Just as we started this day out, the silence deafened everything.  I watched as she packed the final things into the car.  This was my last chance to say something to stop her.  And yet there was nothing I could possibly do in order to stop her.  I was watching the best thing that ever happened to me walk out the door.  The girl that had helped me in so many ways, was walking away from me now, and I stood helpless... hopeless. 

"God places people in our lives in order for us to use them for a certain amount of time.  Whether it's a new-found friend that's there every night for a couple of weeks, a father for half of your life, or a girlfriend for a couple of years, they are there for a purpose.  You may not see the purpose now, or ever, but just remember their footprints, and their hand prints, will be forever imprinted on your heart."

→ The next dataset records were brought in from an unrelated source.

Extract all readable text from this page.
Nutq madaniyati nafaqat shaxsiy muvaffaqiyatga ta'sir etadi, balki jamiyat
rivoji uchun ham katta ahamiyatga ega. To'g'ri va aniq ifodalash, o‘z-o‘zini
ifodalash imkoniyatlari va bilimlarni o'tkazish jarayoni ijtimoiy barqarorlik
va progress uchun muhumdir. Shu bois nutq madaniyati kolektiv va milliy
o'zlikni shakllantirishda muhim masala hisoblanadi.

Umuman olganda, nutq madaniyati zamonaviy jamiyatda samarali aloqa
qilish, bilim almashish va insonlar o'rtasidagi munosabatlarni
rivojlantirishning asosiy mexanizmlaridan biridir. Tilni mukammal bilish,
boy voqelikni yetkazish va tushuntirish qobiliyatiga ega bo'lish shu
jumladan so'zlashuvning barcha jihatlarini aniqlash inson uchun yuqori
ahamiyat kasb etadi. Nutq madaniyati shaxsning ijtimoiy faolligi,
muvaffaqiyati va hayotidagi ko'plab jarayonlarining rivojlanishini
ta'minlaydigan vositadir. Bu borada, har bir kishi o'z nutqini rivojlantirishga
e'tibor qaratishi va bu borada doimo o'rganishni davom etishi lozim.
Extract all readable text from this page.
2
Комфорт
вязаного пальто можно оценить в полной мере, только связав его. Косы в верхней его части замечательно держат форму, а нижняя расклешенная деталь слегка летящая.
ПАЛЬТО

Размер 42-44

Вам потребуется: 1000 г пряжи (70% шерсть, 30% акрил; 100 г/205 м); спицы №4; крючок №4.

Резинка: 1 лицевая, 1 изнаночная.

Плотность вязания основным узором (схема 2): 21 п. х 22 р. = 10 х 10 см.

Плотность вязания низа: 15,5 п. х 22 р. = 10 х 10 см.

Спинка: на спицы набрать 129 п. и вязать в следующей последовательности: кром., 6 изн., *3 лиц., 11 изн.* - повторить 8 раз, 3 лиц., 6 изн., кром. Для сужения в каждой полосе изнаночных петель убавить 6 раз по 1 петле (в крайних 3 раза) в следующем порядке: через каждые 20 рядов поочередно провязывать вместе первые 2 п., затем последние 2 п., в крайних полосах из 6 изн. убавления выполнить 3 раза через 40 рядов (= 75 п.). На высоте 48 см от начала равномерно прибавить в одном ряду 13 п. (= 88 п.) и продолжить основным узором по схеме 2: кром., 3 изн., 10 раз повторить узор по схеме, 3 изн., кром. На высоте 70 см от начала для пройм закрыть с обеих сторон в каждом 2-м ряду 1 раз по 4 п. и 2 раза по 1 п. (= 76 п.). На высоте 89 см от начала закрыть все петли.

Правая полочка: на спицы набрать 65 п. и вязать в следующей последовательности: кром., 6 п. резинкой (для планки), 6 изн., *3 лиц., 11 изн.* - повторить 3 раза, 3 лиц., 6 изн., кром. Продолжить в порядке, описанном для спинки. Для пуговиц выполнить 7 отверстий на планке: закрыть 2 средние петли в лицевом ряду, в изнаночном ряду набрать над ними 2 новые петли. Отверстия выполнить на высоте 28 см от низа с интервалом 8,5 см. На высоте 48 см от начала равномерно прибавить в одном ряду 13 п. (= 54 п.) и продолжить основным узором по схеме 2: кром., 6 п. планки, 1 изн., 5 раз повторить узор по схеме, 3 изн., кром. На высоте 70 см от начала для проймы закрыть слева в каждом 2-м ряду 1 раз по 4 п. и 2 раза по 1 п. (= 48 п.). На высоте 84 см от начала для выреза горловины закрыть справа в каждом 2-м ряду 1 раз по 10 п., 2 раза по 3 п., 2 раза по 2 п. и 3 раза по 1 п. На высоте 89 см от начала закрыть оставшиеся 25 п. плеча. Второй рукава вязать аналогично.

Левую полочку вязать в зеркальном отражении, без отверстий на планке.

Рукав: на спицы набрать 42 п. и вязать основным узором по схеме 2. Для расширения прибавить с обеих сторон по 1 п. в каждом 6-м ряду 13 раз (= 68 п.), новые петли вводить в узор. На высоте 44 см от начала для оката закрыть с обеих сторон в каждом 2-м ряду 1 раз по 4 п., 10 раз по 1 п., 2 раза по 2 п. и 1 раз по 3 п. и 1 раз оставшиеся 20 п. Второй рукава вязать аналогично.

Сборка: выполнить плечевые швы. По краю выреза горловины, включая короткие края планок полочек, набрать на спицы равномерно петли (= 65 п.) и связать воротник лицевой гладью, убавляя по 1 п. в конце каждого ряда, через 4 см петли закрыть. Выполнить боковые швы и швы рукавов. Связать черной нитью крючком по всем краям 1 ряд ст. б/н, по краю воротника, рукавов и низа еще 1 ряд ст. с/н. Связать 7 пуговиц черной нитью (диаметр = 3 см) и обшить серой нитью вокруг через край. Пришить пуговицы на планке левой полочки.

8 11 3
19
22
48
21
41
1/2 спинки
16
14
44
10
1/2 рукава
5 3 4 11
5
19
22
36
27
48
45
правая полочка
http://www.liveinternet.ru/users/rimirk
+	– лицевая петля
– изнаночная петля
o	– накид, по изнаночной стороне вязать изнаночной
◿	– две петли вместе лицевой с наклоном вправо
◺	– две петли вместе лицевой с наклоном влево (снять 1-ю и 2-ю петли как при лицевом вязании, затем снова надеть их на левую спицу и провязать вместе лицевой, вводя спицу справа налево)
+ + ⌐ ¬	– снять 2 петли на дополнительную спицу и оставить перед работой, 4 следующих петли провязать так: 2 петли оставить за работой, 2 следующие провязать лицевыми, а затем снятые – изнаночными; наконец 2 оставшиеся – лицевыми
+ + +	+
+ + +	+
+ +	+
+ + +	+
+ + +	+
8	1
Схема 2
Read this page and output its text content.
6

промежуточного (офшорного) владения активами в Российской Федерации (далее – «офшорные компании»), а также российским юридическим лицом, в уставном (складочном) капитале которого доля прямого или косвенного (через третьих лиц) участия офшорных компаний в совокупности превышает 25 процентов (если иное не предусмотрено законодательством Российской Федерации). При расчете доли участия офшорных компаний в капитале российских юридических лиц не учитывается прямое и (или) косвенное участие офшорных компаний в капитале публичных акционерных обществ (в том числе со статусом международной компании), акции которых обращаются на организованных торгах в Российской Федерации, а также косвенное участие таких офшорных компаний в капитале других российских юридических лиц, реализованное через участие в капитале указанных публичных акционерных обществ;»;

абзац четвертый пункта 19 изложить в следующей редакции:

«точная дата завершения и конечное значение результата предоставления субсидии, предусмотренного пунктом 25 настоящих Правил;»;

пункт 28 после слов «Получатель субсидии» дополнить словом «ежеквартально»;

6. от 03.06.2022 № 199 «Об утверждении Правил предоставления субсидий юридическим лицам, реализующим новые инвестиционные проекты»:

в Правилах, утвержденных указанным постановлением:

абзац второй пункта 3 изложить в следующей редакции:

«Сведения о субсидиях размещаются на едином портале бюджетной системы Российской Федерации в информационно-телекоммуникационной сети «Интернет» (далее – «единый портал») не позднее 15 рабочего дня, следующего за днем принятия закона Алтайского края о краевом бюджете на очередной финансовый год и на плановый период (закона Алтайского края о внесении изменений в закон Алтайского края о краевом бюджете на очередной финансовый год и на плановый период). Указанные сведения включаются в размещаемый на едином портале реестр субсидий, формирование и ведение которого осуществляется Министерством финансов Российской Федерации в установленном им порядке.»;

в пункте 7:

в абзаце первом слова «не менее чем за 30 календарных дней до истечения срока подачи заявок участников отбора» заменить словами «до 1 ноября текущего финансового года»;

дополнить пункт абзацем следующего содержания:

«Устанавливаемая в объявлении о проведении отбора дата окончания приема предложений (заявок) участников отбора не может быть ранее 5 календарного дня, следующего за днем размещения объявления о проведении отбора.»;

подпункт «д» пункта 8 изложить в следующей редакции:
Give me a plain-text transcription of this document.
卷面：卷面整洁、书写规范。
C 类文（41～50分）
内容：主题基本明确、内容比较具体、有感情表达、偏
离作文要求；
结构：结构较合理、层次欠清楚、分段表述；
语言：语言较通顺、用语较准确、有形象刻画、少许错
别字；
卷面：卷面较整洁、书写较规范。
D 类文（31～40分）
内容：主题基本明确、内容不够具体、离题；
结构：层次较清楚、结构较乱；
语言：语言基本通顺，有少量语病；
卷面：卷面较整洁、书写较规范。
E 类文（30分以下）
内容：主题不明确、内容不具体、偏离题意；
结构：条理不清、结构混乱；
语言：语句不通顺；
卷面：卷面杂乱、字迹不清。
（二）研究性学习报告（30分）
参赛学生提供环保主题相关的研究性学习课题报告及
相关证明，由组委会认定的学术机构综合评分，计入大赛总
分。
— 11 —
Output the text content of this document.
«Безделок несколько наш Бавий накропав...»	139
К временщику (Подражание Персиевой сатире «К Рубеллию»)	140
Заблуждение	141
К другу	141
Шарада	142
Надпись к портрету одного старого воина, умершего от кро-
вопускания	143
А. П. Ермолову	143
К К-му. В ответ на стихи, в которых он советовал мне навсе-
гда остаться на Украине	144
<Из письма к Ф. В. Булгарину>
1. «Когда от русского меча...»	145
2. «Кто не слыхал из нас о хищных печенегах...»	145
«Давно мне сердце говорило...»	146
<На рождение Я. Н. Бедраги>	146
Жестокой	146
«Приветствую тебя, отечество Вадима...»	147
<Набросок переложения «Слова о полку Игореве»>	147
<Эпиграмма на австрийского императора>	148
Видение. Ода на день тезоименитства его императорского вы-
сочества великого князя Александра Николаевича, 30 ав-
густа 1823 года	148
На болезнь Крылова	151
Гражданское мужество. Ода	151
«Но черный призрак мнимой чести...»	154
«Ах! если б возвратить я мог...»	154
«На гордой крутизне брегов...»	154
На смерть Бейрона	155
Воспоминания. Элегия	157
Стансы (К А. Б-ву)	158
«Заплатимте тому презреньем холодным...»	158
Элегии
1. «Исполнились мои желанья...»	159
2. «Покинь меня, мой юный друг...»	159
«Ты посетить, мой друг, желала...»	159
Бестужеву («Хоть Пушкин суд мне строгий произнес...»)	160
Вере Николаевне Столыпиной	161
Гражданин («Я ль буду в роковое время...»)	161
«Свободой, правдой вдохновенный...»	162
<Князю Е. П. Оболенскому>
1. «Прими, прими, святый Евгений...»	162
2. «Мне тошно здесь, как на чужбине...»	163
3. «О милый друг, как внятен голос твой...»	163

I can't imagine ever finding someone that fit me as perfectly as she did.  I will always carry her with me.  She closed the car door and looked up at me.  Still not a word from her.  Her silence broke my heart.  I wanted to run up to her and squeeze the life out of her, kiss her one last time and tell her how much I loved her, but without my heart, my legs stood paralyzed at the door.  She may have done this the wrong way, but I may have as well.  I pray that it's not a mistake that lasts forever.

I turned around and closed the door behind me.  I did not move, but just crumbled to the floor.  The tears were pouring now and the pathetic sound of trying to breathe through sobs carried down the empty hallway.  So this is what it feels like...  This is what it feels like to be dead.